Now Rodrigo broke out in a huge smile of relief. The man’s face was like an open book, embarrassingly easy to read. As soon as I saw his reaction to wh
at I had told him, I felt cold inside.
“Remember after Marti was born, when I was having trouble losing the weight I gained during my pregnancy?” I asked. His smile disappeared. “You gave me some diet pills, some really strong ones. I lost the weight fast.”
Rodrigo’s smile dropped. “Yes, I remember. I gave you Phen/Fen.” He shook his head. “That’s off the market now. Some women had heart trouble when they took that. Their valves didn’t work right. Some women died, and there were really big lawsuits. Millions and millions of dollars.”
“I heard about that,” I told him. “But there’s been new information that maybe Phen/Fen wasn’t responsible for the deaths. I’ve done a lot of reading on the subject, and I’ve never believed those pills were really dangerous.”
“Margarita, I don’t know,” he said, troubled.
“Rodrigo, you kept some of those pills, right?” I pressed him. “You didn’t send them all back, or destroy them, did you?”
Rodrigo pulled his hand from mine. “Margarita, why are you asking me about the Phen/Fen?” he asked. “I’ve known you for a long time, and I can tell when you want something from me.”
I leaned over him. “If you have any of those pills left, I want them,” I said. “They worked so well for me before, and I want to take them again. There’s nothing wrong with my heart. Those pills won’t do anything to me except help me lose weight.”

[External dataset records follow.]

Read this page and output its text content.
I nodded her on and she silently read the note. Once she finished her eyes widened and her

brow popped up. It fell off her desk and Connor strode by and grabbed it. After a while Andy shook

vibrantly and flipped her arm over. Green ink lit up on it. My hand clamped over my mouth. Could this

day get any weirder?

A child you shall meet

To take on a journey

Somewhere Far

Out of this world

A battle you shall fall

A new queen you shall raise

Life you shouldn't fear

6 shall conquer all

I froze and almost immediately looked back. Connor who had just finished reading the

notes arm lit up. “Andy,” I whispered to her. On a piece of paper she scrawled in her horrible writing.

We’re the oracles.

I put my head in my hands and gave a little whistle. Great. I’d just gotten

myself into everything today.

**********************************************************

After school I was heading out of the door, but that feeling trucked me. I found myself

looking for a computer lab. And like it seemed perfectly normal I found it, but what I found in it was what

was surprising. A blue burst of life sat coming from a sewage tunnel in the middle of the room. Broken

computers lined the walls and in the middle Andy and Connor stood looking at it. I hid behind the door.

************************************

A horrified look came over Rodrigo’s face; he rubbed his hands against his smock, suddenly agitated.
“No, you can’t do that!” he exclaimed. “Margarita, you can’t take any diet pills!”
I knew it. He was hiding something from me.
“Why not?” I asked him. “They really work, and I want to lose the extra pounds. I’ve been exercising, but it doesn’t seem to be making any difference. So why not take them?”